View Full Version : Simplify code?

03-01-2009, 07:22 AM
This is my first attempt at scraping a webpage for specific data. I got the job done however my code is probably way off. Can anyone give me some pointers on how to improve it?

class guild_exp

var $ch; /// going to used to hold our cURL instance
var $html; /// used to hold resultant html data
var $binary; /// used for binary transfers
var $url; /// used to hold the url to be downloaded

function guild_exp()
$this->html = "";
$this->binary = 0;
$this->url = "";
function fetchPage($url)
$this->url = $url;
if (isset($this->url)) {

$this->ch = curl_init (); /// open a cURL instance

curl_setopt ($this->ch, CURLOPT_RETURNTRANSFER, 1); // tell cURL to return the data

curl_setopt ($this->ch, CURLOPT_URL, $this->url); /// set the URL to download

curl_setopt($this->ch, CURLOPT_FOLLOWLOCATION, false); /// Follow any redirects

curl_setopt($this->ch, CURLOPT_BINARYTRANSFER, $this->binary); /// tells cURL if the data is binary data or not

$this->html = curl_exec($this->ch); // pulls the webpage from the internet

curl_close ($this->ch); /// closes the connection

function parse_array($beg_tag, $close_tag)
preg_match_all("($beg_tag.*$close_tag)siU", $this->html, $matching_data);
return $matching_data[0];
$myspider = new guild_exp();
$exparray = $myspider->parse_array("<DIV", "</DIV>");

foreach ($exparray as $value) {

$experience = explode(':', $exparray[38]);
$divexp = explode('/', $experience[1]);
$finalexp = explode('<', $divexp[1]);
$currentexp = $divexp[0];
$neededexp = $finalexp[0];
echo "Needed Experience: $neededexp"?><br /><?;
echo "Current Experience: $currentexp"?><br /><?;
$total = ($neededexp/$currentexp);
echo "Percentage Complete: $total";


03-01-2009, 09:20 AM
Erm, this is a solution but there are some things I should mention.
a) It doesn't use cURL as I couldn't be bothered to include that.
b) It uses regular expressions, which many would say you should use a HTML parser
c) It is not in class form.


$html = file_get_contents('http://realmwar.warhammeronline.com/realmwar/GuildInfo.war?id=657&server=168');

preg_match('#<div class="guild-progress-desc">Guild Rank: (\d+)/(\d+)</div>#i', $html, $match);

$needed = $match[1];
$current = $match[2];
$percent = round($needed / $current);

echo "Needed Experience: {$needed}<br>\n";
echo "Current Experience: {$current}<br>\n";
echo "Percentage Complete: {$percent}<br>\n";

Oh as for pointers, erm again most people would probably say use HTML parsers versus regular expressions and explode / split functions. They're probably right, but often HTML mark-up is broken so I suggest using regular expressions.

03-01-2009, 07:05 PM
Certainly a lot simpler. Preg_match is something I am unfamiliar with as I am new to arrays and such.

Thanks for your help.

Is there a good place to look up code to add so the script only runs if X amount of time has expired since it last run?

03-02-2009, 02:07 AM
I have run into a problem. Using the following code I get an error.

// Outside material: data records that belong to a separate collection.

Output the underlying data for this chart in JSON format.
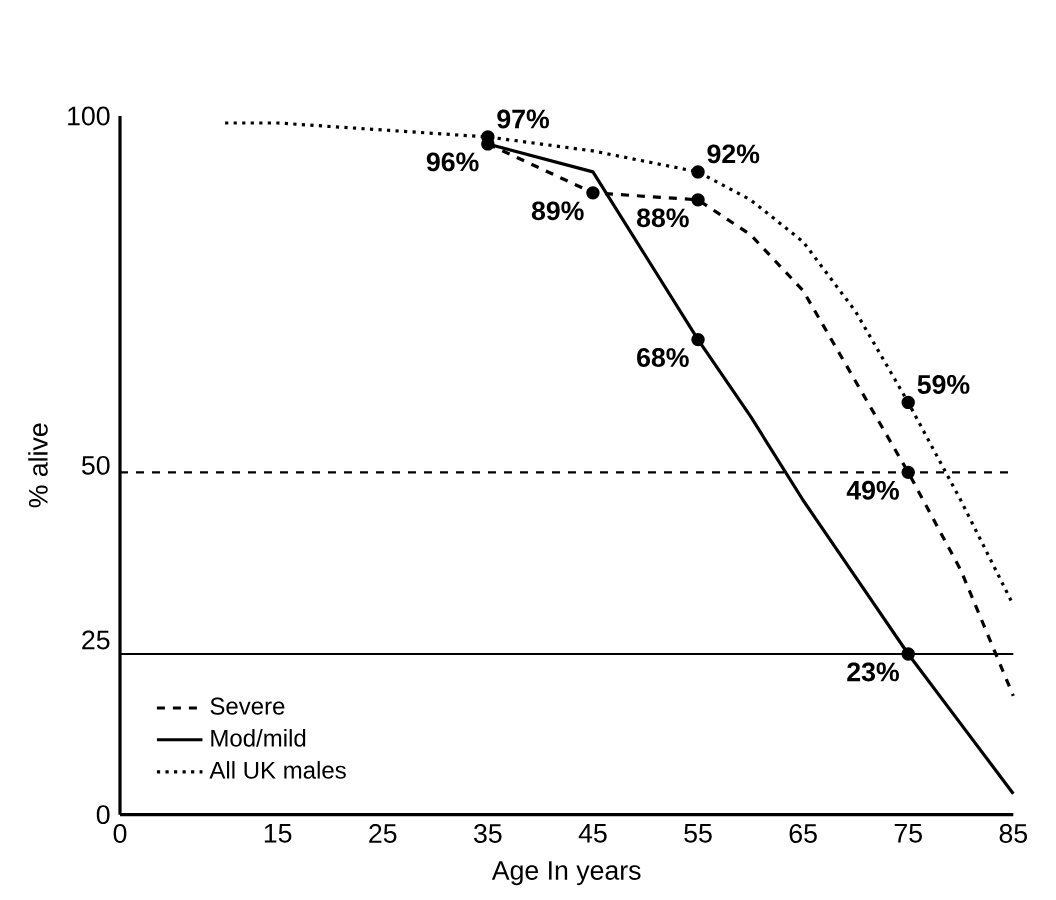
{
  "chart_data": {
    "type": "line",
    "xlabel": "Age In years",
    "ylabel": "% alive",
    "xlim": [
      0,
      85
    ],
    "xticks": [
      0,
      15,
      25,
      35,
      45,
      55,
      65,
      75,
      85
    ],
    "ylim": [
      0,
      100
    ],
    "yticks": [
      0,
      25,
      50,
      100
    ],
    "legend": "bottom left",
    "ref_lines": [
      {
        "axis": "y",
        "value": 49,
        "line_style": "dashed"
      },
      {
        "axis": "y",
        "value": 23,
        "line_style": "solid"
      }
    ],
    "series": [
      {
        "name": "Severe",
        "color": "#000000",
        "line_style": "dashed",
        "x": [
          35,
          45,
          55,
          60,
          65,
          70,
          75,
          80,
          85
        ],
        "values": [
          96,
          89,
          88,
          83,
          75,
          62,
          49,
          35,
          17
        ],
        "value_labels": [
          "96%",
          "89%",
          "88%",
          null,
          null,
          null,
          "49%",
          null,
          null
        ]
      },
      {
        "name": "Mod/mild",
        "color": "#000000",
        "line_style": "solid",
        "x": [
          35,
          45,
          50,
          55,
          60,
          65,
          70,
          75,
          80,
          85
        ],
        "values": [
          96,
          92,
          80,
          68,
          57,
          45,
          34,
          23,
          13,
          3
        ],
        "value_labels": [
          null,
          null,
          null,
          "68%",
          null,
          null,
          null,
          "23%",
          null,
          null
        ]
      },
      {
        "name": "All UK males",
        "color": "#000000",
        "line_style": "dotted",
        "x": [
          10,
          15,
          25,
          35,
          45,
          55,
          60,
          65,
          70,
          75,
          80,
          85
        ],
        "values": [
          99,
          99,
          98,
          97,
          95,
          92,
          88,
          82,
          72,
          59,
          45,
          30
        ],
        "value_labels": [
          null,
          null,
          null,
          "97%",
          null,
          "92%",
          null,
          null,
          null,
          "59%",
          null,
          null
        ]
      }
    ]
  }
}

$html = file_get_contents('http://realmwar.warhammeronline.com/realmwar/GuildInfo.war?id=657&server=168');

preg_match('#<div id="rank" class="rankbar-full" style="width:(\d+)24(\d+)%" onmousemove="hoverFollow(event,(this.id+'-hover'));" onmouseout="hoverFollow(event,(this.id+'-hover'));"></div>#i', $html, $match);

echo "$match[1]";

How do I get this done since I get an error with the -hover? At least thats what I think is causing the error.

03-02-2009, 02:49 AM

$html = file_get_contents('http://realmwar.warhammeronline.com/realmwar/GuildInfo.war?id=657&server=168');

preg_match('#<div id="rank" class="rankbar-rank"[^>]*>(\d+)</div>#i', $html, $match);

echo $match[1];

03-04-2009, 04:15 AM
Thanks again for your help. I'll definately have to find a good regex resource.